Un centre de théologie islamique ouvre ses portes à Tübingen
Annette Schavan, ministre fédérale de l’Éducation et de la Recherche, a inauguré lundi le Centre de théologie islamique de l’Université de Tübingen. Son ministère a consacré au total 20 millions d’euros à cette structure et à trois autres instituts qui doivent voir le jour à Münster/Osnabrück, Frankfurt/Gießen et Erlangen/Nuremberg. Ces centres auront pour mission de former des professeurs de religion islamique, des chercheurs en théologie islamique et d’autres spécialistes de la religion, par exemple des imams pour les mosquées.

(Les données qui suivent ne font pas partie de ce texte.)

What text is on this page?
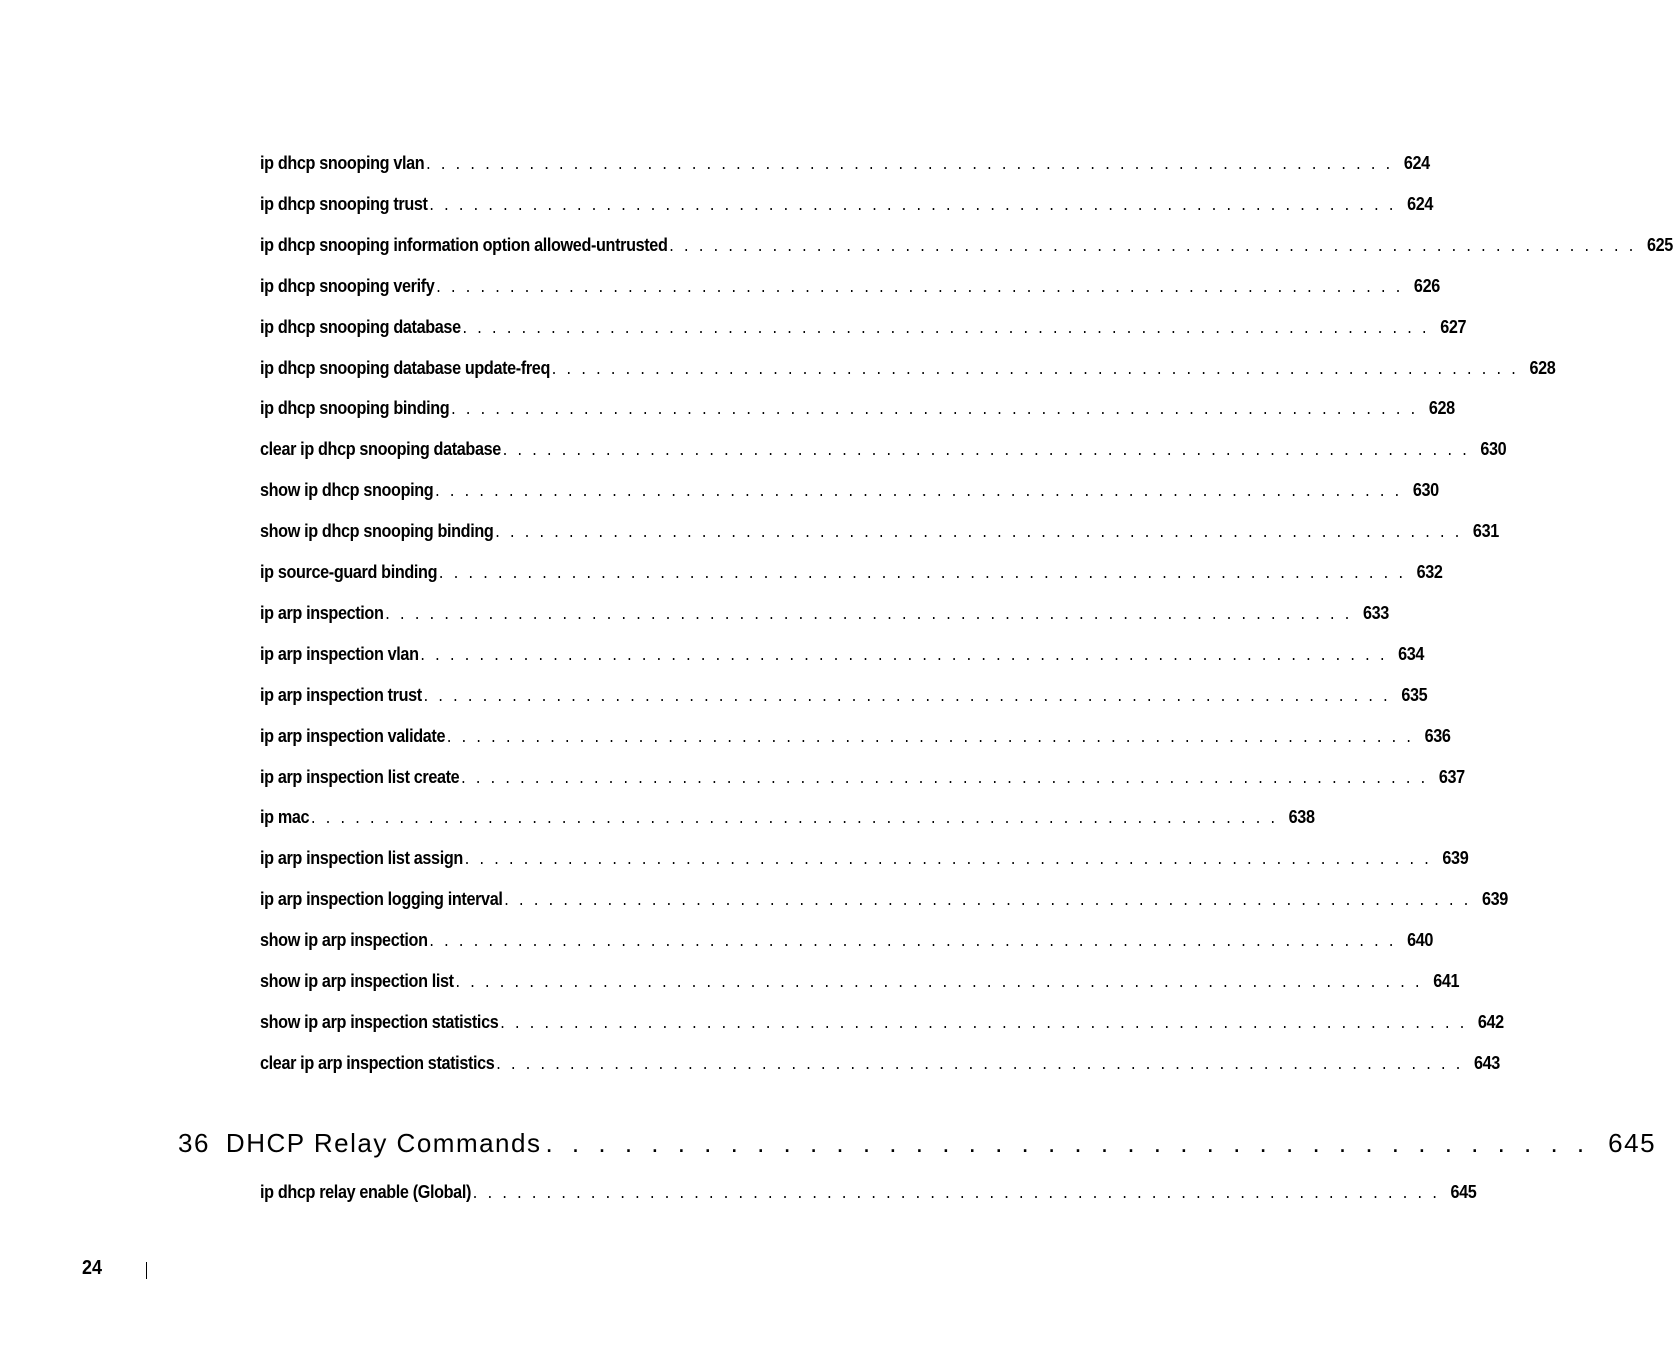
ip dhcp snooping vlan . . . . . . . . . . . . . . . . . . . . . . . . . . . . . . . . . . . . . . . . . . . . . . . . . . . . . . . . . . . . . . . . . . 624
ip dhcp snooping trust . . . . . . . . . . . . . . . . . . . . . . . . . . . . . . . . . . . . . . . . . . . . . . . . . . . . . . . . . . . . . . . . . . 624
ip dhcp snooping information option allowed-untrusted . . . . . . . . . . . . . . . . . . . . . . . . . . . . . . . . . . . . . . . . . . . . . . . . . . . . . . . . . . . . . . . . . . 625
ip dhcp snooping verify . . . . . . . . . . . . . . . . . . . . . . . . . . . . . . . . . . . . . . . . . . . . . . . . . . . . . . . . . . . . . . . . . . 626
ip dhcp snooping database . . . . . . . . . . . . . . . . . . . . . . . . . . . . . . . . . . . . . . . . . . . . . . . . . . . . . . . . . . . . . . . . . . 627
ip dhcp snooping database update-freq . . . . . . . . . . . . . . . . . . . . . . . . . . . . . . . . . . . . . . . . . . . . . . . . . . . . . . . . . . . . . . . . . . 628
ip dhcp snooping binding . . . . . . . . . . . . . . . . . . . . . . . . . . . . . . . . . . . . . . . . . . . . . . . . . . . . . . . . . . . . . . . . . . 628
clear ip dhcp snooping database . . . . . . . . . . . . . . . . . . . . . . . . . . . . . . . . . . . . . . . . . . . . . . . . . . . . . . . . . . . . . . . . . . 630
show ip dhcp snooping . . . . . . . . . . . . . . . . . . . . . . . . . . . . . . . . . . . . . . . . . . . . . . . . . . . . . . . . . . . . . . . . . . 630
show ip dhcp snooping binding . . . . . . . . . . . . . . . . . . . . . . . . . . . . . . . . . . . . . . . . . . . . . . . . . . . . . . . . . . . . . . . . . . 631
ip source-guard binding . . . . . . . . . . . . . . . . . . . . . . . . . . . . . . . . . . . . . . . . . . . . . . . . . . . . . . . . . . . . . . . . . . 632
ip arp inspection . . . . . . . . . . . . . . . . . . . . . . . . . . . . . . . . . . . . . . . . . . . . . . . . . . . . . . . . . . . . . . . . . . 633
ip arp inspection vlan . . . . . . . . . . . . . . . . . . . . . . . . . . . . . . . . . . . . . . . . . . . . . . . . . . . . . . . . . . . . . . . . . . 634
ip arp inspection trust . . . . . . . . . . . . . . . . . . . . . . . . . . . . . . . . . . . . . . . . . . . . . . . . . . . . . . . . . . . . . . . . . . 635
ip arp inspection validate . . . . . . . . . . . . . . . . . . . . . . . . . . . . . . . . . . . . . . . . . . . . . . . . . . . . . . . . . . . . . . . . . . 636
ip arp inspection list create . . . . . . . . . . . . . . . . . . . . . . . . . . . . . . . . . . . . . . . . . . . . . . . . . . . . . . . . . . . . . . . . . . 637
ip mac . . . . . . . . . . . . . . . . . . . . . . . . . . . . . . . . . . . . . . . . . . . . . . . . . . . . . . . . . . . . . . . . . . 638
ip arp inspection list assign . . . . . . . . . . . . . . . . . . . . . . . . . . . . . . . . . . . . . . . . . . . . . . . . . . . . . . . . . . . . . . . . . . 639
ip arp inspection logging interval . . . . . . . . . . . . . . . . . . . . . . . . . . . . . . . . . . . . . . . . . . . . . . . . . . . . . . . . . . . . . . . . . . 639
show ip arp inspection . . . . . . . . . . . . . . . . . . . . . . . . . . . . . . . . . . . . . . . . . . . . . . . . . . . . . . . . . . . . . . . . . . 640
show ip arp inspection list . . . . . . . . . . . . . . . . . . . . . . . . . . . . . . . . . . . . . . . . . . . . . . . . . . . . . . . . . . . . . . . . . . 641
show ip arp inspection statistics . . . . . . . . . . . . . . . . . . . . . . . . . . . . . . . . . . . . . . . . . . . . . . . . . . . . . . . . . . . . . . . . . . 642
clear ip arp inspection statistics . . . . . . . . . . . . . . . . . . . . . . . . . . . . . . . . . . . . . . . . . . . . . . . . . . . . . . . . . . . . . . . . . . 643
36 DHCP Relay Commands . . . . . . . . . . . . . . . . . . . . . . . . . . . . . . . . . . . . . . . . 645
ip dhcp relay enable (Global) . . . . . . . . . . . . . . . . . . . . . . . . . . . . . . . . . . . . . . . . . . . . . . . . . . . . . . . . . . . . . . . . . . 645
24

Ces prochaines années, il faudra faire appel à 2 000 enseignants pour former quelque 700 000 étudiants musulmans. À Tübingen, la première promotion du cursus « Théologie islamique » compte 36 inscrits pour le semestre d’hiver 2011/2012.
« Nous voulons mettre à profit l’expérience des universités allemandes en matière de théologie pour œuvrer au développement de la théologie islamique », a déclaré Mme Schavan. « Je suis convaincue que cette étape jouera un rôle important pour l’intégration. » En outre, le nouveau centre devrait contribuer à « promouvoir le dialogue avec les religions chrétiennes », estime la ministre.
Dans un premier temps, le ministère fédéral de l’Éducation et de la Recherche allouera au centre de Tübingen environ quatre millions d’euros échelonnés sur cinq ans pour financer des chaires de professeur, divers postes salariés ainsi que des bourses pour les jeunes chercheurs. Le premier professeur nommé à l’institut est Omar Hamdan, spécialiste du Coran. Né en 1963, Omar Hamdan a suivi un cursus d’études arabes et d’islamologie à Jérusalem, avant de se consacrer à la théologie comparée à Tübingen. Lire la suite…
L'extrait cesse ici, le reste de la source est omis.